Phosphoglycerate Dehydrogenase: Potential Therapeutic Target and Putative Metabolic Oncogene

1Center for Surgery and Public Health, Harvard Medical School and Harvard School of Public Health, Department of Surgery, Brigham and Women’s Hospital, 1620 Tremont Street, Boston, MA 02120, USA
2Department of Biochemistry and Molecular Biology, The Johns Hopkins Bloomberg School of Public Health, 615 North Wolfe Street, Baltimore, MD 21205, USA

Received 4 August 2014; Revised 14 November 2014; Accepted 18 November 2014; Published 9 December 2014

Academic Editor: Rolf Bjerkvig

Copyright © 2014 Cheryl K. Zogg. This is an open access article distributed under the Creative Commons Attribution License, which permits unrestricted use, distribution, and reproduction in any medium, provided the original work is properly cited.
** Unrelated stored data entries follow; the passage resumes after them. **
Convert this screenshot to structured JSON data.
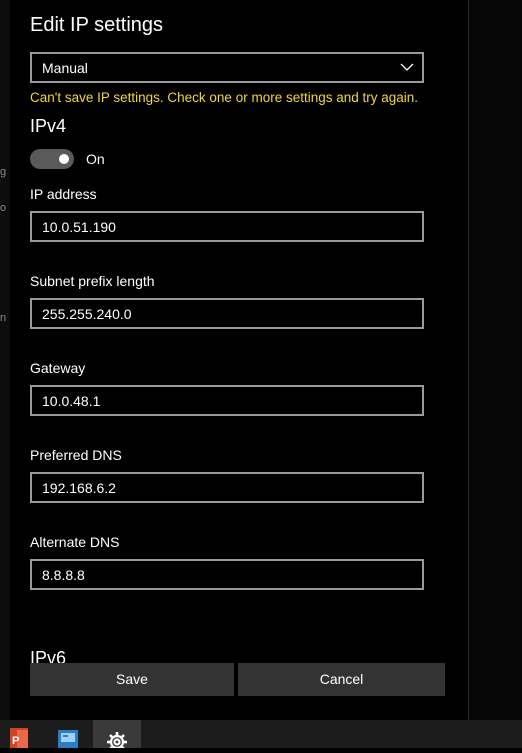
{
  "background": {
    "left_fragments": [
      "g",
      "o",
      "n"
    ]
  },
  "dialog": {
    "title": "Edit IP settings",
    "mode_select": {
      "value": "Manual",
      "icon": "chevron-down-icon"
    },
    "error_message": "Can't save IP settings. Check one or more settings and try again.",
    "ipv4": {
      "heading": "IPv4",
      "toggle": {
        "state": "On",
        "on": true
      },
      "fields": [
        {
          "label": "IP address",
          "value": "10.0.51.190"
        },
        {
          "label": "Subnet prefix length",
          "value": "255.255.240.0"
        },
        {
          "label": "Gateway",
          "value": "10.0.48.1"
        },
        {
          "label": "Preferred DNS",
          "value": "192.168.6.2"
        },
        {
          "label": "Alternate DNS",
          "value": "8.8.8.8"
        }
      ]
    },
    "ipv6": {
      "heading": "IPv6"
    },
    "buttons": {
      "save": "Save",
      "cancel": "Cancel"
    }
  },
  "taskbar": {
    "icons": [
      "powerpoint-icon",
      "network-settings-icon",
      "settings-gear-icon"
    ]
  },
  "colors": {
    "error": "#f2d63a",
    "button": "#333333",
    "field_border": "#9a9a9a",
    "toggle_track": "#5a5a5a"
  }
}
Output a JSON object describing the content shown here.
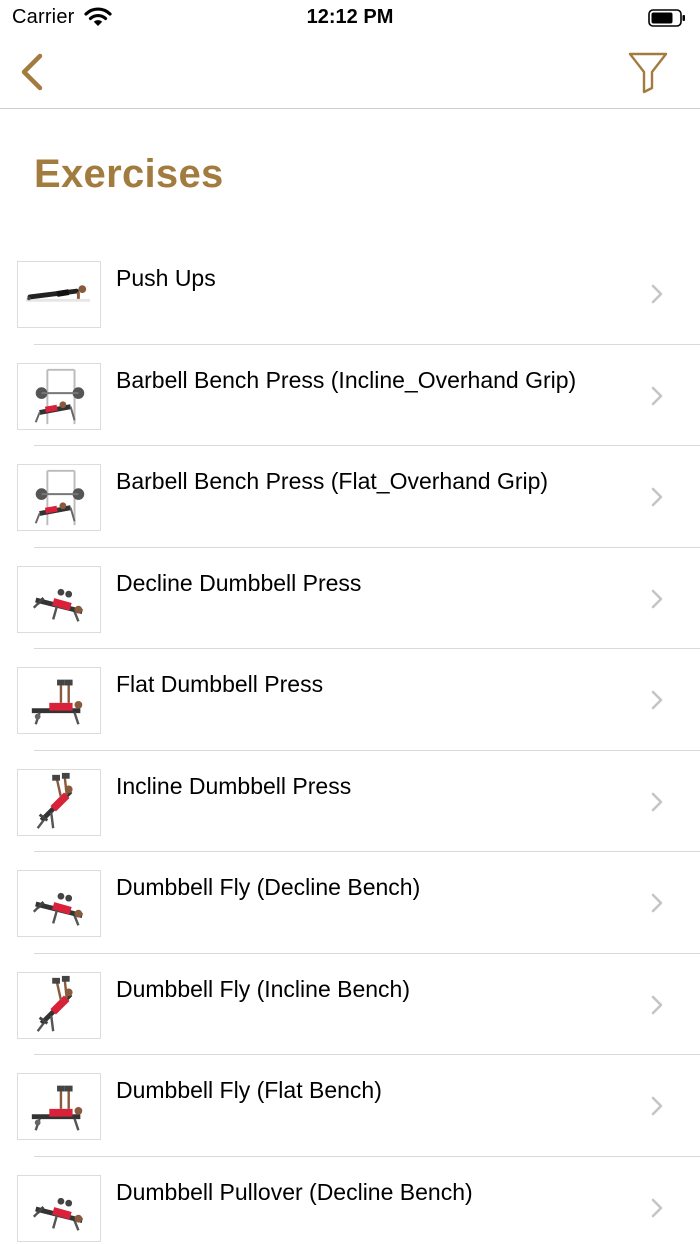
{
  "status": {
    "carrier": "Carrier",
    "time": "12:12 PM",
    "wifi_icon": "wifi-icon",
    "battery_icon": "battery-icon"
  },
  "nav": {
    "back_icon": "chevron-left-icon",
    "filter_icon": "filter-icon",
    "accent": "#a27c3f"
  },
  "page": {
    "title": "Exercises"
  },
  "exercises": [
    {
      "label": "Push Ups",
      "thumb": "pushup"
    },
    {
      "label": "Barbell Bench Press (Incline_Overhand Grip)",
      "thumb": "rack"
    },
    {
      "label": "Barbell Bench Press (Flat_Overhand Grip)",
      "thumb": "rack"
    },
    {
      "label": "Decline Dumbbell Press",
      "thumb": "decline"
    },
    {
      "label": "Flat Dumbbell Press",
      "thumb": "flat"
    },
    {
      "label": "Incline Dumbbell Press",
      "thumb": "incline"
    },
    {
      "label": "Dumbbell Fly (Decline Bench)",
      "thumb": "decline"
    },
    {
      "label": "Dumbbell Fly (Incline Bench)",
      "thumb": "incline"
    },
    {
      "label": "Dumbbell Fly (Flat Bench)",
      "thumb": "flat"
    },
    {
      "label": "Dumbbell Pullover (Decline Bench)",
      "thumb": "decline"
    }
  ]
}
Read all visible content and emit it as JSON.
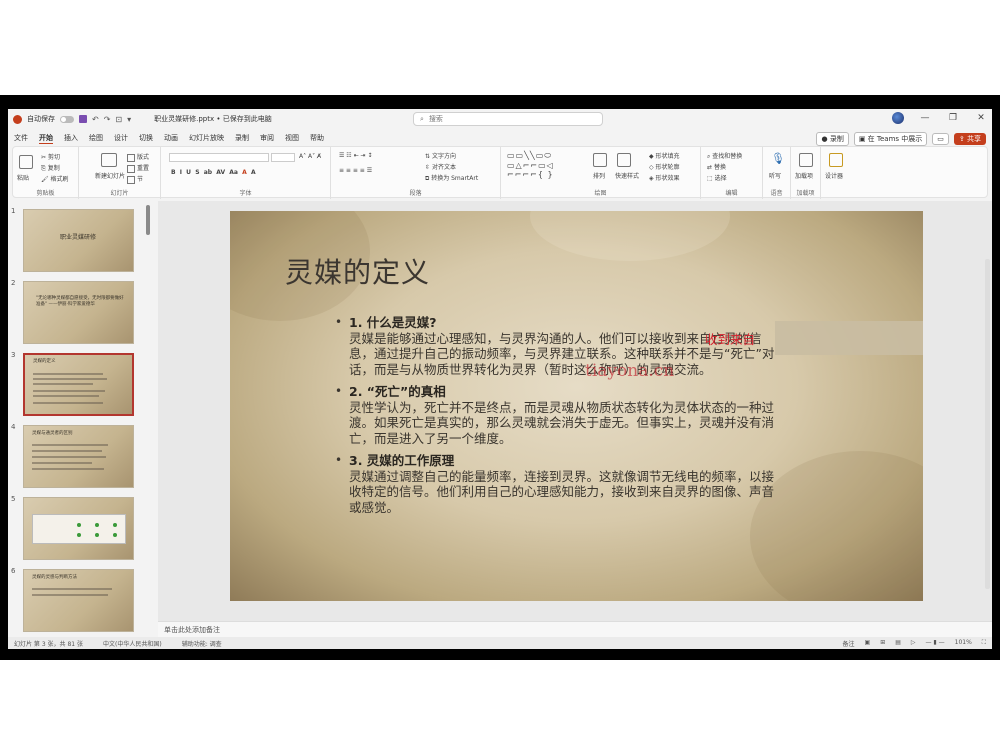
{
  "titlebar": {
    "autosave_label": "自动保存",
    "doc_title": "职业灵媒研修.pptx • 已保存到此电脑",
    "search_placeholder": "搜索"
  },
  "menu": {
    "tabs": [
      "文件",
      "开始",
      "插入",
      "绘图",
      "设计",
      "切换",
      "动画",
      "幻灯片放映",
      "录制",
      "审阅",
      "视图",
      "帮助"
    ],
    "active_tab": "开始",
    "record_label": "录制",
    "teams_label": "在 Teams 中展示",
    "share_label": "共享"
  },
  "ribbon": {
    "clipboard": {
      "paste": "粘贴",
      "cut": "剪切",
      "copy": "复制",
      "format_painter": "格式刷",
      "label": "剪贴板"
    },
    "slides": {
      "new_slide": "新建幻灯片",
      "layout": "版式",
      "reset": "重置",
      "section": "节",
      "label": "幻灯片"
    },
    "font": {
      "label": "字体"
    },
    "paragraph": {
      "text_direction": "文字方向",
      "align_text": "对齐文本",
      "smartart": "转换为 SmartArt",
      "label": "段落"
    },
    "drawing": {
      "arrange": "排列",
      "quick_styles": "快速样式",
      "shape_fill": "形状填充",
      "shape_outline": "形状轮廓",
      "shape_effects": "形状效果",
      "label": "绘图"
    },
    "editing": {
      "find": "查找和替换",
      "replace": "替换",
      "select": "选择",
      "label": "编辑"
    },
    "voice": {
      "dictate": "听写",
      "label": "语音"
    },
    "addins": {
      "addins": "加载项",
      "label": "加载项"
    },
    "designer": {
      "label": "设计器"
    }
  },
  "thumbnails": [
    {
      "num": "1",
      "title": "职业灵媒研修"
    },
    {
      "num": "2",
      "title": "\"无论哪种灵媒都自愿接受，无时限都要做好准备\" ——伊丽·科学家爱德华"
    },
    {
      "num": "3",
      "title": "灵媒的定义"
    },
    {
      "num": "4",
      "title": "灵媒与通灵者的区别"
    },
    {
      "num": "5",
      "title": ""
    },
    {
      "num": "6",
      "title": "灵媒的灵感与判断方法"
    }
  ],
  "slide": {
    "title": "灵媒的定义",
    "items": [
      {
        "head": "1. 什么是灵媒?",
        "body": "灵媒是能够通过心理感知，与灵界沟通的人。他们可以接收到来自亡灵的信息，通过提升自己的振动频率，与灵界建立联系。这种联系并不是与“死亡”对话，而是与从物质世界转化为灵界（暂时这么称呼）的灵魂交流。"
      },
      {
        "head": "2. “死亡”的真相",
        "body": "灵性学认为，死亡并不是终点，而是灵魂从物质状态转化为灵体状态的一种过渡。如果死亡是真实的，那么灵魂就会消失于虚无。但事实上，灵魂并没有消亡，而是进入了另一个维度。"
      },
      {
        "head": "3. 灵媒的工作原理",
        "body": "灵媒通过调整自己的能量频率，连接到灵界。这就像调节无线电的频率，以接收特定的信号。他们利用自己的心理感知能力，接收到来自灵界的图像、声音或感觉。"
      }
    ],
    "watermark_red": "收到来自",
    "watermark_site": "tiayona.cn"
  },
  "notes_placeholder": "单击此处添加备注",
  "status": {
    "slide_info": "幻灯片 第 3 张，共 81 张",
    "language": "中文(中华人民共和国)",
    "accessibility": "辅助功能: 调查",
    "notes_btn": "备注",
    "zoom": "101%"
  },
  "colors": {
    "accent": "#c43e1c",
    "selected_thumb": "#b3362f",
    "watermark": "#d3212d"
  }
}
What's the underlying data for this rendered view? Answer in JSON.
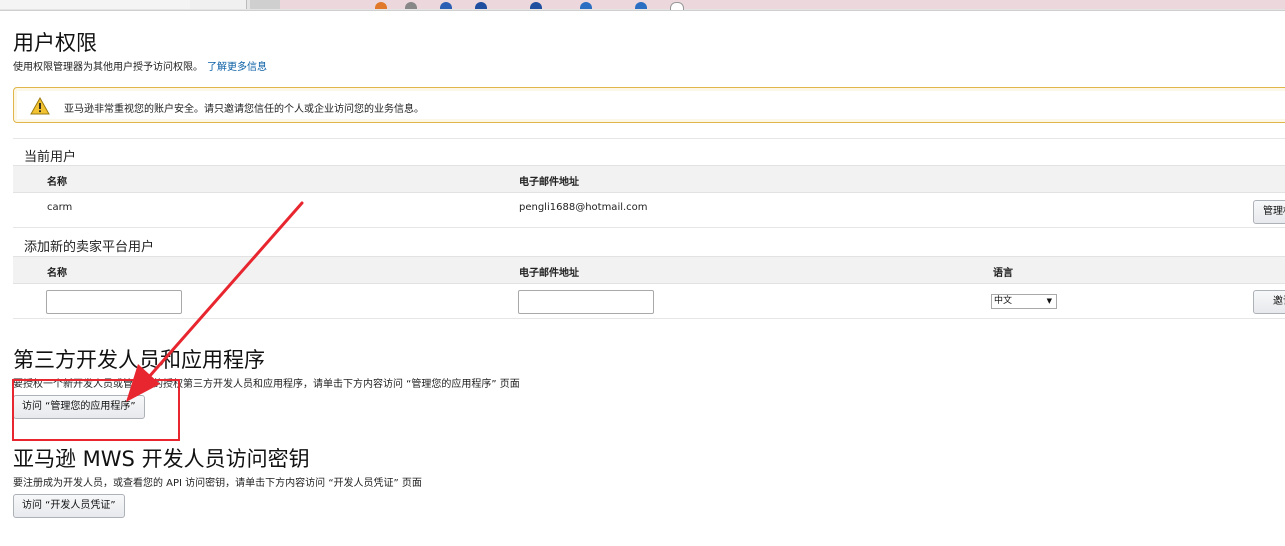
{
  "page": {
    "title": "用户权限",
    "subtitle": "使用权限管理器为其他用户授予访问权限。",
    "learn_more": "了解更多信息"
  },
  "alert": {
    "icon": "warning-icon",
    "message": "亚马逊非常重视您的账户安全。请只邀请您信任的个人或企业访问您的业务信息。"
  },
  "current_users": {
    "section_title": "当前用户",
    "columns": [
      "名称",
      "电子邮件地址"
    ],
    "rows": [
      {
        "name": "carm",
        "email": "pengli1688@hotmail.com",
        "action_label": "管理权限"
      }
    ]
  },
  "add_user": {
    "section_title": "添加新的卖家平台用户",
    "columns": [
      "名称",
      "电子邮件地址",
      "语言"
    ],
    "name_value": "",
    "email_value": "",
    "language_selected": "中文",
    "invite_label": "邀请"
  },
  "third_party": {
    "title": "第三方开发人员和应用程序",
    "description": "要授权一个新开发人员或管理您的授权第三方开发人员和应用程序，请单击下方内容访问 “管理您的应用程序” 页面",
    "button_label": "访问 “管理您的应用程序”"
  },
  "mws": {
    "title": "亚马逊 MWS 开发人员访问密钥",
    "description": "要注册成为开发人员，或查看您的 API 访问密钥，请单击下方内容访问 “开发人员凭证” 页面",
    "button_label": "访问 “开发人员凭证”"
  },
  "annotation": {
    "color": "#e8262f"
  }
}
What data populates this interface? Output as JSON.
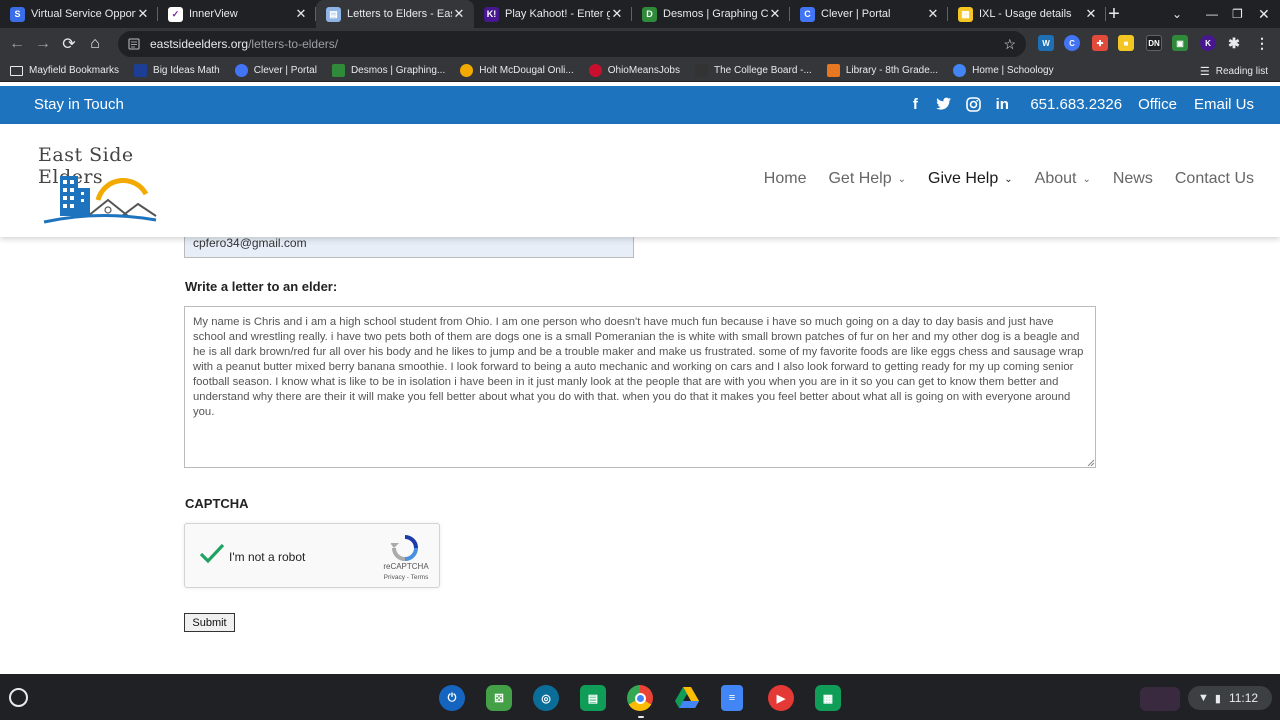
{
  "browser": {
    "tabs": [
      {
        "title": "Virtual Service Opport",
        "favicon_color": "#3a6ee8",
        "favicon_glyph": "S",
        "active": false
      },
      {
        "title": "InnerView",
        "favicon_color": "#ffffff",
        "favicon_glyph": "✓",
        "active": false
      },
      {
        "title": "Letters to Elders - East",
        "favicon_color": "#8fb4e6",
        "favicon_glyph": "▤",
        "active": true
      },
      {
        "title": "Play Kahoot! - Enter g",
        "favicon_color": "#46178f",
        "favicon_glyph": "K!",
        "active": false
      },
      {
        "title": "Desmos | Graphing Ca",
        "favicon_color": "#2f8a3a",
        "favicon_glyph": "D",
        "active": false
      },
      {
        "title": "Clever | Portal",
        "favicon_color": "#4274f6",
        "favicon_glyph": "C",
        "active": false
      },
      {
        "title": "IXL - Usage details",
        "favicon_color": "#f3c623",
        "favicon_glyph": "▦",
        "active": false
      }
    ],
    "url_host": "eastsideelders.org",
    "url_path": "/letters-to-elders/",
    "bookmarks": [
      {
        "label": "Mayfield Bookmarks",
        "icon": "folder-icon",
        "color": "#e8eaed"
      },
      {
        "label": "Big Ideas Math",
        "icon": "bigideas-icon",
        "color": "#1c3f95"
      },
      {
        "label": "Clever | Portal",
        "icon": "clever-icon",
        "color": "#4274f6"
      },
      {
        "label": "Desmos | Graphing...",
        "icon": "desmos-icon",
        "color": "#2f8a3a"
      },
      {
        "label": "Holt McDougal Onli...",
        "icon": "holt-icon",
        "color": "#f2a900"
      },
      {
        "label": "OhioMeansJobs",
        "icon": "ohio-icon",
        "color": "#c8102e"
      },
      {
        "label": "The College Board -...",
        "icon": "collegeboard-icon",
        "color": "#333333"
      },
      {
        "label": "Library - 8th Grade...",
        "icon": "library-icon",
        "color": "#e87722"
      },
      {
        "label": "Home | Schoology",
        "icon": "google-icon",
        "color": "#4285f4"
      }
    ],
    "reading_list": "Reading list"
  },
  "site": {
    "topbar": {
      "stay_in_touch": "Stay in Touch",
      "phone": "651.683.2326",
      "office": "Office",
      "email": "Email Us",
      "accent": "#1e73be"
    },
    "logo_text": "East Side Elders",
    "nav": {
      "home": "Home",
      "get_help": "Get Help",
      "give_help": "Give Help",
      "about": "About",
      "news": "News",
      "contact": "Contact Us"
    }
  },
  "form": {
    "email_value": "cpfero34@gmail.com",
    "letter_label": "Write a letter to an elder:",
    "letter_value": "My name is Chris and i am a high school student from Ohio. I am one person who doesn't have much fun because i have so much going on a day to day basis and just have school and wrestling really. i have two pets both of them are dogs one is a small Pomeranian the is white with small brown patches of fur on her and my other dog is a beagle and he is all dark brown/red fur all over his body and he likes to jump and be a trouble maker and make us frustrated. some of my favorite foods are like eggs chess and sausage wrap with a peanut butter mixed berry banana smoothie. I look forward to being a auto mechanic and working on cars  and I also look forward to getting ready for my up coming senior football season. I know what is like to be in isolation i have been in it just manly look at the people that are with you when you are in it so you can get to know them better and understand why there are their it will make you fell better about what you do with that. when you do that it makes you feel better about what all is going on with everyone around you.",
    "captcha_label": "CAPTCHA",
    "captcha_text": "I'm not a robot",
    "recaptcha": "reCAPTCHA",
    "recaptcha_links": "Privacy - Terms",
    "submit": "Submit"
  },
  "shelf": {
    "time": "11:12"
  }
}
Exemplified by cancer cells’ preference for glycolysis, for example, the Warburg effect, altered metabolism in tumorigenesis has emerged as an important aspect of cancer in the past 10–20 years. Whether due to changes in regulatory tumor suppressors/oncogenes or by acting as metabolic oncogenes themselves, enzymes involved in the complex network of metabolic pathways are being studied to understand their role and assess their utility as therapeutic targets. Conversion of glycolytic intermediate 3-phosphoglycerate into phosphohydroxypyruvate by the enzyme phosphoglycerate dehydrogenase (PHGDH)—a rate-limiting step in the conversion of 3-phosphoglycerate to serine—represents one such mechanism. Forgotten since classic animal studies in the 1980s, the role of PHGDH as a potential therapeutic target and putative metabolic oncogene has recently reemerged following publication of two prominent papers near-simultaneously in 2011. Since that time, numerous studies and a host of metabolic explanations have been put forward in an attempt to understand the results observed. In this paper, I review the historic progression of our understanding of the role of PHGDH in cancer from the early work by Snell through its reemergence and rise to prominence, culminating in an assessment of subsequent work and what it means for the future of PHGDH.